When nuclear fission occurs, only about one thousandth of the energy content of an atom is released, and scientists know how to set this energy free from only a few of the heavier kinds of natural atoms. But with the processes of nuclear fusion, up to ten times as much of an atom's energy can be released. In one of its simplest forms, fusion involves the combination of two protons with two neutrons to form the nucleus of a helium atom. The sun gets most of its energy in this way, and most matter in the universe is probably thus formed as a first step. Though the sun is an excellent hydrogen fusion reactor, it is early yet to decide whether we can ever have on earth a small one so well controlled ‑‑ one that will operate at a strong simmer instead of exploding in a millionth of a second, or that, need not he kept a thousand miles away to be of any use, If the speed, instead of merely the extent, of a thermonuclear reaction can ever be controlled, water may well furnish a superfuel better than any of those of which men have dreamed.
Inventors who have tried to develop pills that would make water burn were on the wrong track, for water is already ashes of hydrogen. When hydrogen is burned with oxygen their molecules combine to produce water, and release much chemical energy in the flame. The water remains after the energy is dissipated, and new energy must be used to "unburn" the water as plants do in photosynthesis, or as electric power can be made to do in a hydrogen generator. But if protons are collected from the hydrogen in water and then assembled with neutrons to produce helium nuclei, a vastly greater release of energy results ‑‑ energy from nearer the base of the universal supply. At present no one appears to know how to control this reaction beyond setting it off with an atomic bomb as a primer, thus raising nuclear temperatures to those needed to start a fusion reaction. If this process could be slowed down and controlled, the oceans would provide an inexhaustible reservoir of energy, and man would never need to worry about power again. But he has much to learn before this can come about.

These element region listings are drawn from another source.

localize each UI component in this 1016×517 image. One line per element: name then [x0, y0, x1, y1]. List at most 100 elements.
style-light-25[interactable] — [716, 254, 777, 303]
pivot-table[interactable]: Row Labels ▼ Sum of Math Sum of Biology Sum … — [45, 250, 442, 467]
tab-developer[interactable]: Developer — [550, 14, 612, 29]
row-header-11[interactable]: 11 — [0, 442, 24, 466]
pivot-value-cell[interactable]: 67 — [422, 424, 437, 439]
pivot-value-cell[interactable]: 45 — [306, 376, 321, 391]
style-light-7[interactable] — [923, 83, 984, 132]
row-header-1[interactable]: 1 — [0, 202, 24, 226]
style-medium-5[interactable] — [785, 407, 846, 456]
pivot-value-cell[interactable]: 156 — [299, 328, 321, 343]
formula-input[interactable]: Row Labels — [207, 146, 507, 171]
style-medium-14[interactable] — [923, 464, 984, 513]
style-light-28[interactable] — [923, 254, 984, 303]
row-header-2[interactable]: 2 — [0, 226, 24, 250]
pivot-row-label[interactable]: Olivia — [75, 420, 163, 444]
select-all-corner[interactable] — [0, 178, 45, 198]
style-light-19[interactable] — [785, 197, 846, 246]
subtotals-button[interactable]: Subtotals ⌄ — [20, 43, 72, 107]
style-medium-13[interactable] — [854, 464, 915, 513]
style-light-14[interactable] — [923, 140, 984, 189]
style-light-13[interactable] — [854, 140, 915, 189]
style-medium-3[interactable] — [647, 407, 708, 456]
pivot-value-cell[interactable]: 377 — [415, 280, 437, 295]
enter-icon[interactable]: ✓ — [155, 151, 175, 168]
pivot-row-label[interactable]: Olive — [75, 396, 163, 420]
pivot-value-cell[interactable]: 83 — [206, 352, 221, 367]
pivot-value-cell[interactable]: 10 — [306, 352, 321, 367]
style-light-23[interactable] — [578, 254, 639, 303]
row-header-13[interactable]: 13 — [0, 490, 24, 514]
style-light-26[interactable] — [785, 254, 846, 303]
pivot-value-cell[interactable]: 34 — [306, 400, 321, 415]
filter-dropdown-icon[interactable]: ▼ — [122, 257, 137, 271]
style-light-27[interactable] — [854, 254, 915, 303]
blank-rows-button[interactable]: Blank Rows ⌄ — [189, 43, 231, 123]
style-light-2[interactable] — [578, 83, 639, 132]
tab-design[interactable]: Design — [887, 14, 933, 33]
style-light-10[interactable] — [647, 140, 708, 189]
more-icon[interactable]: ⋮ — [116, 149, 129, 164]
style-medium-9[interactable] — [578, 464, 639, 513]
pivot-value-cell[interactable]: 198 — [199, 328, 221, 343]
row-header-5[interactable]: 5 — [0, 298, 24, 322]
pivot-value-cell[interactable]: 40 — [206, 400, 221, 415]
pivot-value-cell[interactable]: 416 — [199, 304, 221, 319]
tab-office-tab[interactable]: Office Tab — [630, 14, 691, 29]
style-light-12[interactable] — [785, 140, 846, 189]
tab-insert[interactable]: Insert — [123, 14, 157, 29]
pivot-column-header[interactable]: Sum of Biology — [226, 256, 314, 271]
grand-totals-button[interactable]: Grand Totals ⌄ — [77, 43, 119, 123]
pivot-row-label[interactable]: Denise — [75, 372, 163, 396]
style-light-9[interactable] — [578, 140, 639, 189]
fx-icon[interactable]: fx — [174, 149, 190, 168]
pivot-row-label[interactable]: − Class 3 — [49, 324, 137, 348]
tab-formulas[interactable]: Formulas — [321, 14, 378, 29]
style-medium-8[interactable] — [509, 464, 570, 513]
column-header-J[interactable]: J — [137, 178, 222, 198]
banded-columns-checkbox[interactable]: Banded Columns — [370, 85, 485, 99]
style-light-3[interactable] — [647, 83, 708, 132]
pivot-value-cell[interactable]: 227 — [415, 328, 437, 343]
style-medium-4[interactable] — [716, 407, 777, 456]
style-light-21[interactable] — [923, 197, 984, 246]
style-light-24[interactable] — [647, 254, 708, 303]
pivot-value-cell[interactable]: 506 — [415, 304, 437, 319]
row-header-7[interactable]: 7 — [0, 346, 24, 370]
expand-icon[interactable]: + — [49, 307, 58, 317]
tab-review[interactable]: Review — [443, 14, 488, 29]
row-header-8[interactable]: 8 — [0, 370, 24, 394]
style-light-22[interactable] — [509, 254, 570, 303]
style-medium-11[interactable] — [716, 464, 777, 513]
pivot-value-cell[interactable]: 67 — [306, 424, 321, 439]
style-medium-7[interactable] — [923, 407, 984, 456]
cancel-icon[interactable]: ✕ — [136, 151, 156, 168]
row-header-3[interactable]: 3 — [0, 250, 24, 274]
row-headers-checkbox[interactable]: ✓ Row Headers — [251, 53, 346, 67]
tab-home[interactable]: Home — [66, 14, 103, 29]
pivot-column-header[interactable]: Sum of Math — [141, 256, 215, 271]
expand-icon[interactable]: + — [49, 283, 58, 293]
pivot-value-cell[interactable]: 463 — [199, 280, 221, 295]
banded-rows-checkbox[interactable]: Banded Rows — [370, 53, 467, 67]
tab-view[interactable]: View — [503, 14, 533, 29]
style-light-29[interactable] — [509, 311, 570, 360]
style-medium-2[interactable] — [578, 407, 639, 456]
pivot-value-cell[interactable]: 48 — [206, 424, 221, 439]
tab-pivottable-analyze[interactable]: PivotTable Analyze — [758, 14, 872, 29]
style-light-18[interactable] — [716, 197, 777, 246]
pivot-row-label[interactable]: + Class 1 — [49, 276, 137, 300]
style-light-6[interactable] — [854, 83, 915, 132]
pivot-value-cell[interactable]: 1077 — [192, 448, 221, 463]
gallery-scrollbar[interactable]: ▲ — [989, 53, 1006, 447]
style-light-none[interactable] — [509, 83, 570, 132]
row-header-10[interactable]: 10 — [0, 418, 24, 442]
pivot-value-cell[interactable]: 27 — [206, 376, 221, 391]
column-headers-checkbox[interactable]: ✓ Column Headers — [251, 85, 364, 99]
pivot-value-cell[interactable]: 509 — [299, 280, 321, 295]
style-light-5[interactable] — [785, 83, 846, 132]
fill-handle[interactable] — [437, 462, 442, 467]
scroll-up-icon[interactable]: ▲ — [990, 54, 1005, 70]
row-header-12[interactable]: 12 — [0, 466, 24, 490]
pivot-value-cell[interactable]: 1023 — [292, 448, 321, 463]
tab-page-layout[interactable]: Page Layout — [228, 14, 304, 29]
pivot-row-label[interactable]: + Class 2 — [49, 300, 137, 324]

Of equal importance to man's rapidly improving ability to control energy of the most intense forms, like that of the multibillion‑volt cosmic rays, is his increasing mastery of the most subtle forces, those that hold atoms together in complex living molecules. When these forces can be better controlled the physical hungers of all humanity may well be filled by further gentling of the energies of the atom bomb into those of food and warmth. Then will it become apparent that energy from the atom, far from being the evil creation of a few clever but dangerous men, is a beneficent force of nature that has been lying in wait since the beginning of time, until man could awaken to awareness of its availability and learn properly to use and control it.